We’ll shift our focus now, as Cramer’s second high-yielding div stock is a Bancorp, KeyCorp, the holding company that owns KeyBank. This large-cap banking company operates through more than 1,000 branches and full-service offices, plus approximately 1,300 ATMs, in 15 states, and has more than $181 billion in total assets.

This is a solid foundation on which to support a business, and KeyCorp has been successful in doing so for nearly 200 years. The company offers a full range of banking services, including loans, savings and current accounts, online and mobile banking, mortgages, wealth management, all known banking needs, for retail, small business and commercial customers.

In the recent second quarter of 2022, the company had total revenue of $1.8 billion, well above the $1.7 billion to $2 billion it has come in over the past 8 quarters. On the earnings side, KeyCorp reported net income of $504 million, up 20% year over year, and EPS came in at 54 cents per diluted common share. That was down from the 72 cents reported in last year’s quarter, but is still solidly profitable, and more than enough to cover the dividend payout of 19.5 cents per common share.

This dividend was last declared in July for payment on September 15. At its current rate, the annual dividend works out to 78 cents and yields a solid 4.8%. The long history of dividend reliability (the company has never missed a payment, dating back to 1990) helps show why it held Cramer’s interest.

KeyCorp has reformed its business practices in recent months, and 5-star analyst Gerard Cassidy of RBC sees that as a net positive.

“The rebuilt, de-risked and better managed CLAU continues to demonstrate to investors that it is not the ‘old CLAU’. This change can be seen in its strong credit metrics and diversified business model. Its strategy” Targeted Scale”, which is not all things to all customers, but is relevant to the customers KEY wants to be relevant, has increased shareholder returns in our view. Also, its strong “right side” of the balance sheet will be more valuable in a rising interest rate environment. Finally, KEY should continue to reward shareholders with strong capital action plans in 2022-2023,” Cassidy opined.

Cassidy quantifies his comments with Outperform (i.e. Buy), as well as a $29 price target that indicates 79% upside potential over the next 12 months. (For Cassidy’s history, click here)

Overall, KEY earns a Moderate Buy from analyst consensus, based on 6 Buy ratings, 7 Holds and 1 Sell. The stock’s average price target of $22.19 offers a 37% upside from the current price of $16.17. (See KEY Stock Forecast at TipRanks)

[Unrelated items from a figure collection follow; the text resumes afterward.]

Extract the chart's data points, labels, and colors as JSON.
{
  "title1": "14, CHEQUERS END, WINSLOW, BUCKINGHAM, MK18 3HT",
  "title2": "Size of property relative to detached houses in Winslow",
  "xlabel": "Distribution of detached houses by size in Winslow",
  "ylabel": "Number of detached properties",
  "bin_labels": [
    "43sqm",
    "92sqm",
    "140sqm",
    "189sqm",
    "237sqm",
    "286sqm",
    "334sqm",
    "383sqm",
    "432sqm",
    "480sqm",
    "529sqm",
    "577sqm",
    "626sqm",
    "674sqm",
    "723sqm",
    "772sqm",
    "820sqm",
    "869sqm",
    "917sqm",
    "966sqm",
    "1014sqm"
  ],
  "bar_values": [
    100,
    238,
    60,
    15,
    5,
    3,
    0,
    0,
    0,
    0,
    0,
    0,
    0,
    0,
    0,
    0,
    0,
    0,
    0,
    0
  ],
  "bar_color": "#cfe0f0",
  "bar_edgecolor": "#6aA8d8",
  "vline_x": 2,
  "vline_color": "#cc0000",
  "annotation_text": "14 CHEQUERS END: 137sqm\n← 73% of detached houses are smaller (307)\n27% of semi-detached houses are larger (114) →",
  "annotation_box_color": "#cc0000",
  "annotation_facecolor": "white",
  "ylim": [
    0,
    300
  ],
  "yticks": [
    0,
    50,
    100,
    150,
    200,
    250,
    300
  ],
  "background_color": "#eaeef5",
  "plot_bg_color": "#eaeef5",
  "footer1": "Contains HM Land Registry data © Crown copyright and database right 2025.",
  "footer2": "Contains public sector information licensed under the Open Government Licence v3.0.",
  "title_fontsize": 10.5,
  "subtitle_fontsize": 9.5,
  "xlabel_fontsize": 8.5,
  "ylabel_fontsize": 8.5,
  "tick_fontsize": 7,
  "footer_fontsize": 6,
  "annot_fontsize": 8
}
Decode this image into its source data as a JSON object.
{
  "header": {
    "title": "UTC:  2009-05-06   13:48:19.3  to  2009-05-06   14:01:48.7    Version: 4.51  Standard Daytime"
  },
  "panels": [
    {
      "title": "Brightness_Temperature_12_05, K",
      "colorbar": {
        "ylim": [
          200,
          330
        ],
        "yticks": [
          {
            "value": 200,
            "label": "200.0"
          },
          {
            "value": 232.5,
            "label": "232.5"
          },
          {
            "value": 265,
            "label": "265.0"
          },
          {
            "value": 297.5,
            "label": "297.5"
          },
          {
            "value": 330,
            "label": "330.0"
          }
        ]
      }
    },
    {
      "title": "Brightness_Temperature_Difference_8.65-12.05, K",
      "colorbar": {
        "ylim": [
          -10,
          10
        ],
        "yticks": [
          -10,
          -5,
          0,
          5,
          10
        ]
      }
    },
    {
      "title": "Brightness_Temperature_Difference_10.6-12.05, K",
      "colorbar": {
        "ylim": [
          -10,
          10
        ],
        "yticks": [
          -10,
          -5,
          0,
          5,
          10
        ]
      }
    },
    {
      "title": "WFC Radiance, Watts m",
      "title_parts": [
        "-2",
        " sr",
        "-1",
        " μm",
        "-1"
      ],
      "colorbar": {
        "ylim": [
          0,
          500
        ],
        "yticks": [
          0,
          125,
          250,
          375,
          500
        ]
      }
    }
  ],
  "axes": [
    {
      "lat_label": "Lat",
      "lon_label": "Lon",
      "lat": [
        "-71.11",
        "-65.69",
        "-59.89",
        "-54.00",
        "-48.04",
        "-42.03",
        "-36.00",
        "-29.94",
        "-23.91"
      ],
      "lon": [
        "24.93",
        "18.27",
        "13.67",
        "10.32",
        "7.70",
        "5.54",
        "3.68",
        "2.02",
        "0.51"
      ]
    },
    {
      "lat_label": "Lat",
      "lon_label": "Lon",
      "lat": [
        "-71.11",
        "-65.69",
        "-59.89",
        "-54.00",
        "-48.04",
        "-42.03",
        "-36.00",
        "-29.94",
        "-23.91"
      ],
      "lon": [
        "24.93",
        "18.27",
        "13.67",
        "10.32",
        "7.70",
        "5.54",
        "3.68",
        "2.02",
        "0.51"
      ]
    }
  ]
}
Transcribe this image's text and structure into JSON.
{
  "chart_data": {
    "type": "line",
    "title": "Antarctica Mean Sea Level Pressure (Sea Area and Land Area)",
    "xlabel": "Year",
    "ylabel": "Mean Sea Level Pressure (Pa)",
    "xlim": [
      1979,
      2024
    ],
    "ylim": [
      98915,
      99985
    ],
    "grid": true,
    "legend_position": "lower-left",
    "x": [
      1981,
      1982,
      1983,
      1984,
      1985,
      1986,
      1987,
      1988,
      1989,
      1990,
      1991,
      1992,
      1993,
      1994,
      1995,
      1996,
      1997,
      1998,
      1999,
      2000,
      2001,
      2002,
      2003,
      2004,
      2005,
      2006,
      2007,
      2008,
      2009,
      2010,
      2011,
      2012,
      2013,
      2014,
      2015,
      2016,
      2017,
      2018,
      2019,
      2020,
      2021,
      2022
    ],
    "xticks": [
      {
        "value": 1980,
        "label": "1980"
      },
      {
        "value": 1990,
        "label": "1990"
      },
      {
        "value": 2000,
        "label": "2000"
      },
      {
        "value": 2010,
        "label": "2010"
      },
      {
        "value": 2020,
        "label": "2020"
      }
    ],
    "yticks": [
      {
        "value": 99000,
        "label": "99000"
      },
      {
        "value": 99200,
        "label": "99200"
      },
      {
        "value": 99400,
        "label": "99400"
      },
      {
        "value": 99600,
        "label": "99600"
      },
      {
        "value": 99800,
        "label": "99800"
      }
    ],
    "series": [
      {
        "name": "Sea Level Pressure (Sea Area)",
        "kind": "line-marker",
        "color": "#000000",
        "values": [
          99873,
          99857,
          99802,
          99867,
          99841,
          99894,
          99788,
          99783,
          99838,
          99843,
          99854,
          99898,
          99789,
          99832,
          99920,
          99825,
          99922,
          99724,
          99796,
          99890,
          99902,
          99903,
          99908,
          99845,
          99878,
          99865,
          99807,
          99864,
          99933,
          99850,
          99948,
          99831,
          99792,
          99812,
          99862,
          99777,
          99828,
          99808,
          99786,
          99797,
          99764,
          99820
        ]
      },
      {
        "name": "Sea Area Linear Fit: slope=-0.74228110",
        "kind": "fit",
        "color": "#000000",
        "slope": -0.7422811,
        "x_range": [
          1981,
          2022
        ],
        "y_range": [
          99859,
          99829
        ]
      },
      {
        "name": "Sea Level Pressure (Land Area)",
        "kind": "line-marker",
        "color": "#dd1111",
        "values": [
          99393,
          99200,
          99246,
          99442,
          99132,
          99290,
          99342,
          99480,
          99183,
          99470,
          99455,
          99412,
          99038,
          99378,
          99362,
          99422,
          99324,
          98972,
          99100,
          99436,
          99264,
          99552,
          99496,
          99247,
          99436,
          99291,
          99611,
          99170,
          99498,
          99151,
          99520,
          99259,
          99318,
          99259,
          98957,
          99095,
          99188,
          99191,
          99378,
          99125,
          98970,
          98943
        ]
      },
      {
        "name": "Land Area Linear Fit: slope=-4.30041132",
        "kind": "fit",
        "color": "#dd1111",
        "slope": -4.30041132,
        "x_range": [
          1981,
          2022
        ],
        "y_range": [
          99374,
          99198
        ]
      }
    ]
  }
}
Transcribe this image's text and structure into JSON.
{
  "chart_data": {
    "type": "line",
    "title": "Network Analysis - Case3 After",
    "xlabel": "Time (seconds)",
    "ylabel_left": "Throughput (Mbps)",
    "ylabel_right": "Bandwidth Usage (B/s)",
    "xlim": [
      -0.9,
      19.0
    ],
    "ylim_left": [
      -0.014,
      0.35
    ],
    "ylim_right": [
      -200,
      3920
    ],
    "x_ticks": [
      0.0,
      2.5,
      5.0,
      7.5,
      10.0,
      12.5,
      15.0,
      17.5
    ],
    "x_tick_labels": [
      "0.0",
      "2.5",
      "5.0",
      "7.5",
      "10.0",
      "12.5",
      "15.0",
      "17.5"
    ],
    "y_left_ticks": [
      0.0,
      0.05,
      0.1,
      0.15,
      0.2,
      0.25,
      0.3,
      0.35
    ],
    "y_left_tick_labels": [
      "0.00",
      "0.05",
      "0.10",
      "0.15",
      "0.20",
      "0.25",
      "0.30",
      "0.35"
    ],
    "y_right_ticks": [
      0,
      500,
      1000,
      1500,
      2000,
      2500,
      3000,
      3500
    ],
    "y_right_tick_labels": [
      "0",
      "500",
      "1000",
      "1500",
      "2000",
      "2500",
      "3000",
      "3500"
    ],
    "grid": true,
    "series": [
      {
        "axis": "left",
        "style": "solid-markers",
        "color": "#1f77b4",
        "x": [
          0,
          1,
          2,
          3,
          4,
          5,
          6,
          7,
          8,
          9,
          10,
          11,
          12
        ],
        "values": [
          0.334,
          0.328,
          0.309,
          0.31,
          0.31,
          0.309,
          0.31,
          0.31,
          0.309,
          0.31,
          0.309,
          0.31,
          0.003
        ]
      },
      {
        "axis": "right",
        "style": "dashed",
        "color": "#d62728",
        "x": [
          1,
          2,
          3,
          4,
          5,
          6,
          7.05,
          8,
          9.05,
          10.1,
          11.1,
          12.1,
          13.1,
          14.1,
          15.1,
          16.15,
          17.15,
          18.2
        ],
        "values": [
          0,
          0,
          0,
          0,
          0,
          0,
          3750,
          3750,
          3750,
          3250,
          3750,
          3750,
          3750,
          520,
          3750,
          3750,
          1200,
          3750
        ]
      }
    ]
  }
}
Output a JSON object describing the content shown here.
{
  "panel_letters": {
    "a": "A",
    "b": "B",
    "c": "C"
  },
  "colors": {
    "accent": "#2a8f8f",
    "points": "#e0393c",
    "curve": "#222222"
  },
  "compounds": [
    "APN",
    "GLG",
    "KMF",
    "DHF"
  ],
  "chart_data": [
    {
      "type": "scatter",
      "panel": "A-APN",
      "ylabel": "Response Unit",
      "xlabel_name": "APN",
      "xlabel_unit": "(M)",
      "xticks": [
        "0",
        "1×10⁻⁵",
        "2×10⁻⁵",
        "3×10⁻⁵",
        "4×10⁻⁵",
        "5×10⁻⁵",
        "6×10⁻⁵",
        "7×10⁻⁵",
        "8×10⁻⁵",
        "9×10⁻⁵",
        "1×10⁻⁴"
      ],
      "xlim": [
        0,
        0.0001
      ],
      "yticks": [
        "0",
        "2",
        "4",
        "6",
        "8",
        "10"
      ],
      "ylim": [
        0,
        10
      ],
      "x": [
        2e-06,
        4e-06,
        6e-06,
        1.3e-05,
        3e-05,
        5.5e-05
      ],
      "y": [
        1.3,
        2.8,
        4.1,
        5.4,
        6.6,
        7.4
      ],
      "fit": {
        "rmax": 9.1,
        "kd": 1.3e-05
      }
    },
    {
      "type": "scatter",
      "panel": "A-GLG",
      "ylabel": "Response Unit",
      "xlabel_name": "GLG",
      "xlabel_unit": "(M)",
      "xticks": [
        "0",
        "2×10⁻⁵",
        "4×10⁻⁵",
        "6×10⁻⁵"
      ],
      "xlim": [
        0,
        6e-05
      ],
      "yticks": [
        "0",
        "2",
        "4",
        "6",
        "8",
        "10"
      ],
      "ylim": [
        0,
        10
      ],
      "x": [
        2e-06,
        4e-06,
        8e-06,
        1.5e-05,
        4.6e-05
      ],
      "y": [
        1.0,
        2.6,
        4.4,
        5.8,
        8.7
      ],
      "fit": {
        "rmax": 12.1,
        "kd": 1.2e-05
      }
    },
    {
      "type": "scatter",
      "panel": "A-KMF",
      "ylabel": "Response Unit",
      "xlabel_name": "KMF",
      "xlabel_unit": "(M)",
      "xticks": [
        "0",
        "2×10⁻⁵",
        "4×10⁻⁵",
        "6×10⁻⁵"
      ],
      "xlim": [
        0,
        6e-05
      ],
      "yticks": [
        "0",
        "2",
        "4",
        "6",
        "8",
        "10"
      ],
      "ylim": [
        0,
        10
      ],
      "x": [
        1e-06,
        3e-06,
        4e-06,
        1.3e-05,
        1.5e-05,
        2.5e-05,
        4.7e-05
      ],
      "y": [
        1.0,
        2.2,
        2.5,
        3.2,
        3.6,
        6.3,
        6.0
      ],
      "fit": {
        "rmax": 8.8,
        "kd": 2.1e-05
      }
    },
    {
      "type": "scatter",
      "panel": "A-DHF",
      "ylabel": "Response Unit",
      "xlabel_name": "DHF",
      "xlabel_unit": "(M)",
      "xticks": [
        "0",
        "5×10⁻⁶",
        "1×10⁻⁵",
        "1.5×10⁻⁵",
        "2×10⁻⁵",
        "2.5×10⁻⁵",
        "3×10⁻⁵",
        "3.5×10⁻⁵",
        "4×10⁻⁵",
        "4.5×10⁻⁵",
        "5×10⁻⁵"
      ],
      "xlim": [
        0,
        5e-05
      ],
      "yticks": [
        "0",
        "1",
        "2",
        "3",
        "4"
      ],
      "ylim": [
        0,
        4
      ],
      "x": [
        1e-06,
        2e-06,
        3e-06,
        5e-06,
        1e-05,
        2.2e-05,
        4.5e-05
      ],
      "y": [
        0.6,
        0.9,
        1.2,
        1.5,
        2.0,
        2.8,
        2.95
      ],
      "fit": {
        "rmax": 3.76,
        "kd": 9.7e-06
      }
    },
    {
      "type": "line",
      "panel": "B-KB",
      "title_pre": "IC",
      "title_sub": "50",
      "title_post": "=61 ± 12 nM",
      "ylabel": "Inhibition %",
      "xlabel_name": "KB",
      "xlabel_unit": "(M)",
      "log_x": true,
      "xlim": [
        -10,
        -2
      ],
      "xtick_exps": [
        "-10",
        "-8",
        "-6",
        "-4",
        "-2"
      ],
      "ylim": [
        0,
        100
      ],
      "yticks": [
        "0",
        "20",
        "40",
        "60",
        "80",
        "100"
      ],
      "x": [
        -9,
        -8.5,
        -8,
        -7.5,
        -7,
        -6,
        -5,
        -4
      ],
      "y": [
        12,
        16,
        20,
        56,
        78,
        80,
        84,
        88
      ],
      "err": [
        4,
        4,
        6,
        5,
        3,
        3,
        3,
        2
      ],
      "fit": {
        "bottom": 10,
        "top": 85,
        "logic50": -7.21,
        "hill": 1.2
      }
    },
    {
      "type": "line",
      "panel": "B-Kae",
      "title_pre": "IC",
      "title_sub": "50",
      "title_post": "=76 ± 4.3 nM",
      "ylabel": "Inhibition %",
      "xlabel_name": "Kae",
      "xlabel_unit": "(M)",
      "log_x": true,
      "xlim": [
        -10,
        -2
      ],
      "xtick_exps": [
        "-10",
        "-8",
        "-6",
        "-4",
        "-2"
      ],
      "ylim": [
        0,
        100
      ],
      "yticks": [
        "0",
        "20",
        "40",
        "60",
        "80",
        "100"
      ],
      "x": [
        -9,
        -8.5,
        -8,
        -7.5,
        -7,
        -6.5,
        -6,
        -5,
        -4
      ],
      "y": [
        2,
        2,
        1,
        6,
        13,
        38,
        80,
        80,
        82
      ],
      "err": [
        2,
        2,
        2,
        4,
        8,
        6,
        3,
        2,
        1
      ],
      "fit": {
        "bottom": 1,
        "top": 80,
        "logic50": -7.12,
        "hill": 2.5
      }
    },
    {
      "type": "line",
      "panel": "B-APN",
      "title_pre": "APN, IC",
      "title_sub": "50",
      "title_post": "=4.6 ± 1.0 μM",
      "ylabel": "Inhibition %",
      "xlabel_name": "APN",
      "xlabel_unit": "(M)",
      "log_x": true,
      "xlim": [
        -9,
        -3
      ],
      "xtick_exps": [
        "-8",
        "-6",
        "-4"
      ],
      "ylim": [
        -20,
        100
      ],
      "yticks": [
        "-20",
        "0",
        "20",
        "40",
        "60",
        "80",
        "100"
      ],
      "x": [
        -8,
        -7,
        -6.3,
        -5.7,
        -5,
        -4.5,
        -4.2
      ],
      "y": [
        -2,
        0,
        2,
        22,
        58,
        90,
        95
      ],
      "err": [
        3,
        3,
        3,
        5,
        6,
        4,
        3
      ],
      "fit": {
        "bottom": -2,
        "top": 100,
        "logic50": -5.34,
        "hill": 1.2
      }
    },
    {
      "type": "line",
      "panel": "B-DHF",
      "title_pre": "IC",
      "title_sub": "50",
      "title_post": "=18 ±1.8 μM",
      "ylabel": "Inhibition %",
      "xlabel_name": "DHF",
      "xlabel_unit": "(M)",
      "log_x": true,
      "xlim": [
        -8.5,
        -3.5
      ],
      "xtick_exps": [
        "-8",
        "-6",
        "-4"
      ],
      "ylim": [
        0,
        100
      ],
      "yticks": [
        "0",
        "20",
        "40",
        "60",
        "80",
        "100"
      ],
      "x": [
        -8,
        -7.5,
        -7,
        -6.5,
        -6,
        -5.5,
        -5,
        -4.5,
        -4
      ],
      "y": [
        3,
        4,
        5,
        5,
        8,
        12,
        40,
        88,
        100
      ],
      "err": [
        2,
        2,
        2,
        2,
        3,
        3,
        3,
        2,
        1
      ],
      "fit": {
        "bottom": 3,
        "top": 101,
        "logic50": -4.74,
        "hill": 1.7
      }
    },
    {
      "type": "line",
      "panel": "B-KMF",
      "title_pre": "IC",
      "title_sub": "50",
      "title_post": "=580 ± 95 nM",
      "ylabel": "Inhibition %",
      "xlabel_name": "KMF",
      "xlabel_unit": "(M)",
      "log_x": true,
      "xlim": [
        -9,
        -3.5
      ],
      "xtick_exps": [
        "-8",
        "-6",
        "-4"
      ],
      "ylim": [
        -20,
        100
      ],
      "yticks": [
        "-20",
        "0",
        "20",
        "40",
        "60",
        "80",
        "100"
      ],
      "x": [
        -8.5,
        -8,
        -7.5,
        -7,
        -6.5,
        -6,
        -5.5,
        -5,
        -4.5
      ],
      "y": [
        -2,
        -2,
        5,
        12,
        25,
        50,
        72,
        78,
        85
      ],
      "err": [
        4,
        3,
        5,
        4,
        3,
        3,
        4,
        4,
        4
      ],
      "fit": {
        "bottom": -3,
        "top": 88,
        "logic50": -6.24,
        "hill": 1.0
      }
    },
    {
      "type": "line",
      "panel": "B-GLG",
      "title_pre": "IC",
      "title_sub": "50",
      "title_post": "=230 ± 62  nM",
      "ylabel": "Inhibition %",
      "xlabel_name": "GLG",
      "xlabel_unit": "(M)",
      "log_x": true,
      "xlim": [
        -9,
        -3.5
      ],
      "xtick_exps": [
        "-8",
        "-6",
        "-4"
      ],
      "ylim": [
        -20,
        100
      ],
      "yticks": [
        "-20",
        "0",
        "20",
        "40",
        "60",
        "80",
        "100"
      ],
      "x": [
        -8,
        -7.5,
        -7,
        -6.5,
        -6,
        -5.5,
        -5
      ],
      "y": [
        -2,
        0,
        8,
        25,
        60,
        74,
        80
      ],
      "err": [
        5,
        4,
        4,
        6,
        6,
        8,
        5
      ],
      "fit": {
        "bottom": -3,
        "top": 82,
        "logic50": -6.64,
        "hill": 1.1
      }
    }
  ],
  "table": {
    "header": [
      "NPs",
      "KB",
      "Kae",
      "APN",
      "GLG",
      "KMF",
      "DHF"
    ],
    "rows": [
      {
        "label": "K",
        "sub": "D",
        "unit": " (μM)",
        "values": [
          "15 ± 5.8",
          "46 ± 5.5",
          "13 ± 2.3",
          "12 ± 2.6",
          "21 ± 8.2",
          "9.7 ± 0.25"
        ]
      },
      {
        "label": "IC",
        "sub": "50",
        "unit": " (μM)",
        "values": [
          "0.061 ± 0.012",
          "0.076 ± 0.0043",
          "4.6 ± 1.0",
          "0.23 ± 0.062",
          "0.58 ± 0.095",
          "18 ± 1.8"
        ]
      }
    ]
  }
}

To find great ideas for dividend stocks that trade at attractive valuations, visit TipRanks’ Best Stocks to Buy, a newly launched tool that brings together all of TipRanks’ stock knowledge.

Exemption from liability: The opinions expressed in this article are solely those of the featured analysts. The content is intended to be used for informational purposes only. It is very important to do your own analysis before making any investment.